Ein weiteres Thema für die südkoreanische Friedensbewegung sind die im Land stationierten US-Truppen. Für Verärgerung sorgt, dass das US-Militär die Umwelt vergiftet, dass Südkorea für einen Teil der Stationierungskosten aufkommt, dass US-Militär-Angehörige nicht der koreanischen Gerichtsbarkeit unterliegen und nicht immer für Verbrechen oder für Verkehrsunfälle mit koreanischen Todesopfern bestraft werden, und dass die südkoreanische Souveränität eingeschränkt ist. Dass das US-Militär Anthrax-Bakterien zu US-Basen in Korea brachte (übrigens auch in sieben weitere Länder, darunter Deutschland), stieß auf große Empörung. Der südkoreanischen Regierung wird vorgeworfen, gegen all dies nichts zu tun. Friedensbewegte in Südkorea wünschen langfristig den Abzug der US-Truppen, sie konzentrieren sich jedoch auf kurzfristigere Ziele. Sie fordern Aufklärung darüber, warum Anthrax nach Korea gebracht wurde und was damit geplant ist. Das Truppenstationierungsabkommen (Statute of Forces Agreement) soll möglichst weit revidiert werden, um die genannten Missstände zu beseitigen.

Lebendige Protestkultur

Beim Gang durch Seoul sah ich immer wieder Informationsstände und Kundgebungen. Eine so lebendige politische Kultur ist keineswegs selbstverständlich, wenn man bedenkt, dass Südkorea lange Zeit eine Militärdiktatur war, dass die Demokratisierung erst 1987 begann und dass gegenwärtig wieder konservative Kräfte unter der Präsidentin Park Geun-hye (transliteriert: Bak Geun-hye), der Tochter des früheren Militärdiktators Park Chunghee (Bak Jeong-hui), regieren, die unter anderem dafür sorgen wollen, dass in Schulbüchern und dergleichen die Verbrechen der Militärdiktatur wieder beschönigt werden.

Die Sprachbarriere hat zumindest bei mir dafür gesorgt, dass mir vieles unverständlich blieb.

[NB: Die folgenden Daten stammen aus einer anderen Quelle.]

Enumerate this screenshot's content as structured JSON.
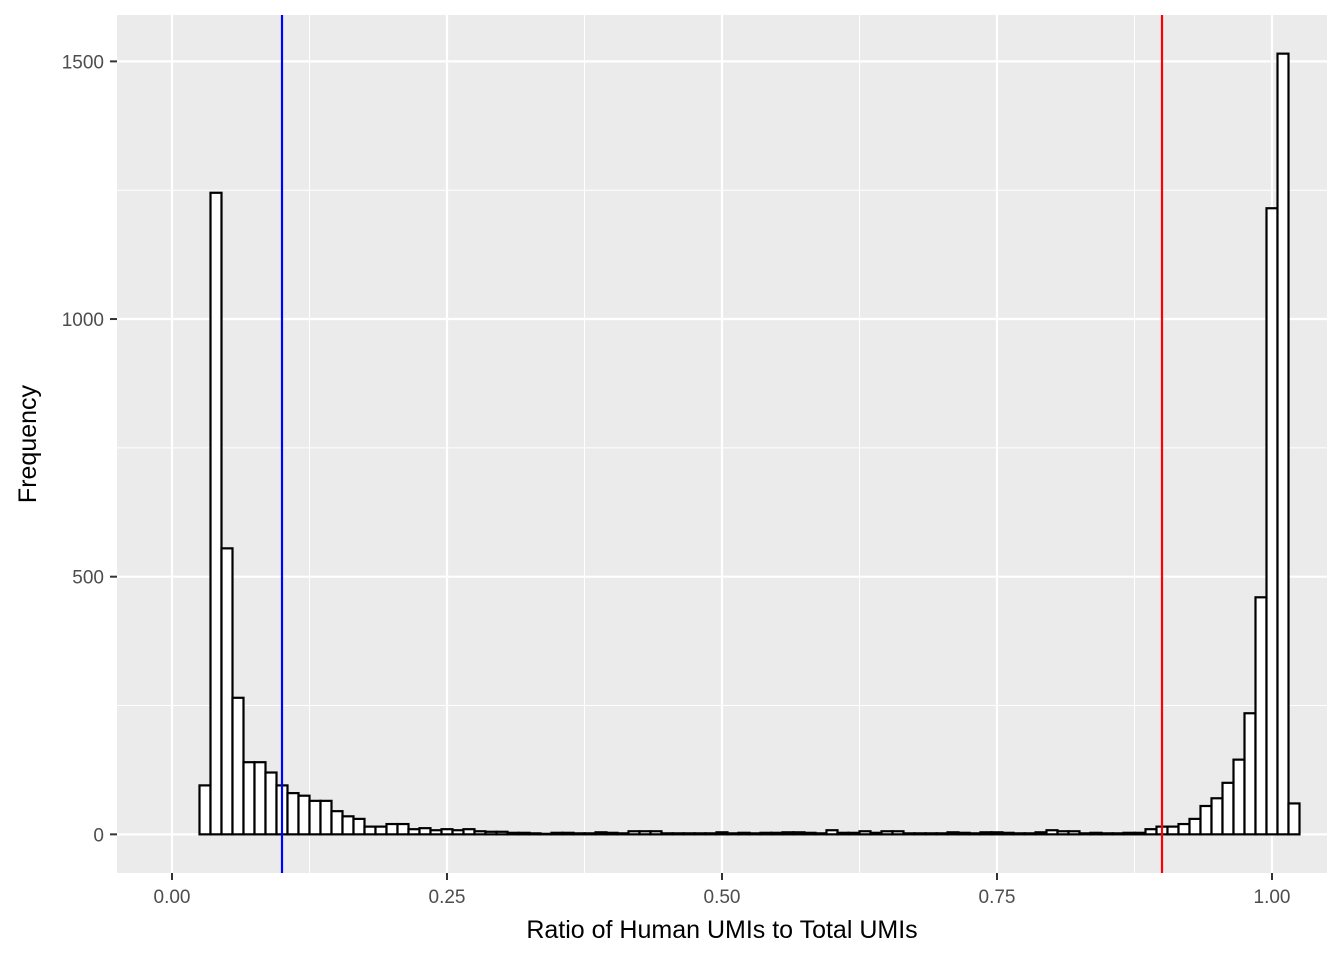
{
  "chart_data": {
    "type": "bar",
    "subtype": "histogram",
    "xlabel": "Ratio of Human UMIs to Total UMIs",
    "ylabel": "Frequency",
    "xlim": [
      -0.05,
      1.05
    ],
    "ylim": [
      -75,
      1590
    ],
    "x_ticks": [
      0.0,
      0.25,
      0.5,
      0.75,
      1.0
    ],
    "x_tick_labels": [
      "0.00",
      "0.25",
      "0.50",
      "0.75",
      "1.00"
    ],
    "y_ticks": [
      0,
      500,
      1000,
      1500
    ],
    "y_tick_labels": [
      "0",
      "500",
      "1000",
      "1500"
    ],
    "grid": true,
    "bin_width": 0.01,
    "bin_start": 0.005,
    "counts": [
      0,
      0,
      95,
      1245,
      555,
      265,
      140,
      140,
      120,
      95,
      80,
      75,
      65,
      65,
      45,
      35,
      30,
      15,
      15,
      20,
      20,
      10,
      12,
      8,
      10,
      8,
      10,
      6,
      5,
      5,
      3,
      3,
      2,
      1,
      3,
      3,
      2,
      2,
      4,
      3,
      2,
      6,
      6,
      6,
      2,
      2,
      2,
      2,
      2,
      4,
      2,
      3,
      2,
      3,
      3,
      4,
      4,
      3,
      2,
      8,
      3,
      3,
      6,
      3,
      6,
      6,
      2,
      2,
      2,
      2,
      4,
      3,
      2,
      4,
      4,
      3,
      2,
      2,
      4,
      8,
      6,
      6,
      2,
      3,
      2,
      2,
      3,
      3,
      10,
      15,
      15,
      20,
      30,
      55,
      70,
      100,
      145,
      235,
      460,
      1215,
      1515,
      60,
      0
    ],
    "vlines": [
      {
        "x": 0.1,
        "color": "#0000ff"
      },
      {
        "x": 0.9,
        "color": "#ff0000"
      }
    ],
    "colors": {
      "panel": "#ebebeb",
      "grid_major": "#ffffff",
      "bar_fill": "#ffffff",
      "bar_outline": "#000000"
    }
  }
}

Leicht zuordnen konnte ich Auftritte transnationaler Organisationen wie Amnesty International, Greenpeace, Zeugen Jehovas und Falun Gong sowie eine gewerkschaftliche, eine homophob-christliche und eine rabiat antijapanische Kundgebung. Doch bei etlichen Versammlungen und Infoständen blieb mir unklar, was das Anliegen der oft freundlich lächelnden, aber kein Englisch sprechenden Menschen war. War es überhaupt politisch? Oder kommerziell oder karitativ?

Hangeul

Für jemanden mit wenig Zeit für Reisevorbereitung ist der fremdartige Wortschatz des Koreanischen - immerhin keine unterschiedlichen Tonhöhen wie im Chinesischen - die Haupthürde, aber nicht das Alphabet. Im Unterschied zum Chinesischen wird Koreanisch mit einem phonetischen Alphabet geschrieben, dem Hangeul. König Sejong hatte es im 15. Jahrhundert als Alternative zu den nur wenigen verständlichen chinesischen Schriftzeichen geschaffen. Hangeul sollte die Bevölkerung alphabetisieren und laut Sejong innerhalb eines Tages erlernt werden können. Das logisch und systematisch gestaltete Alphabet kann tatsächlich innerhalb von Stunden erlernt werden.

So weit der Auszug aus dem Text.